Maybe this is a shit complaint, maybe you vehemently disagree because this is what real life is like. There is accuracy in the impotence of never being able to direct your anger at its true source, in an act of precise revenge — wish fulfilment, a wish rather than satisfaction. I don’t care. I don’t want accuracy. We live in a world that is more likely to say no to us, why does fiction have to say no too? I want precise revenge. I don’t care if the Fan is telling the truth — she is, but — what is the point the function the purpose of telling the truth? What do we expect to happen after the truth has been spoken aloud? Do we think things will change, that wrongs will right themselves? Is speaking the truth an utterance that changes things? Does it have affect? Will it change a no into a yes? Is the truth spoken aloud enough to count as actual action?

I say this with full self-awareness of what I do for a living: no. I don’t think it’s enough to just say some truth aloud. It isn’t action, and it isn’t even interesting to me anymore. And it’s not this book’s job to be interesting to me. That’s fine! But I read I’m a Fan and was left dissatisfied, and by being unrequited it was a kind of inciting incident. It taught me what I actually want from fiction.

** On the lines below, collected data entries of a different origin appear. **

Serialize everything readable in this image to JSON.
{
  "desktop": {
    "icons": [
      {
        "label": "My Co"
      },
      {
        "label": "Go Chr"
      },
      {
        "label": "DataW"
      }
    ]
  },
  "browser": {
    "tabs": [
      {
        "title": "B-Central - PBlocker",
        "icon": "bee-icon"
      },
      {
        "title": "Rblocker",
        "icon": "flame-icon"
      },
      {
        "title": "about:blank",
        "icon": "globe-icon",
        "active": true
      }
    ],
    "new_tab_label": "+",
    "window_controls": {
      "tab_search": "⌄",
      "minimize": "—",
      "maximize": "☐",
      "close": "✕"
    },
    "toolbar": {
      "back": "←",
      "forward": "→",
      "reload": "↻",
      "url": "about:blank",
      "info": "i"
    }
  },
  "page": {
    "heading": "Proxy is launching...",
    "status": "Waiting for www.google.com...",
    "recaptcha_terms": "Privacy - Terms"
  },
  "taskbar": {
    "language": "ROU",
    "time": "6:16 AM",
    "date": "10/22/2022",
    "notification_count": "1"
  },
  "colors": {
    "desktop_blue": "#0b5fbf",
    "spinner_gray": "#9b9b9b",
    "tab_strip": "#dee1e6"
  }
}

I want poor impulse control, I want violence, I want gratuitous indulgence of every passing whim, I want writers to push harder at the limit of what I am expected to believe, care about, stick around for. I want to be given exactly what I want, and what I want is more. High octane unstable narrative. I just think we should all do whatever the fuck we want. I think we should all just punch our Dads.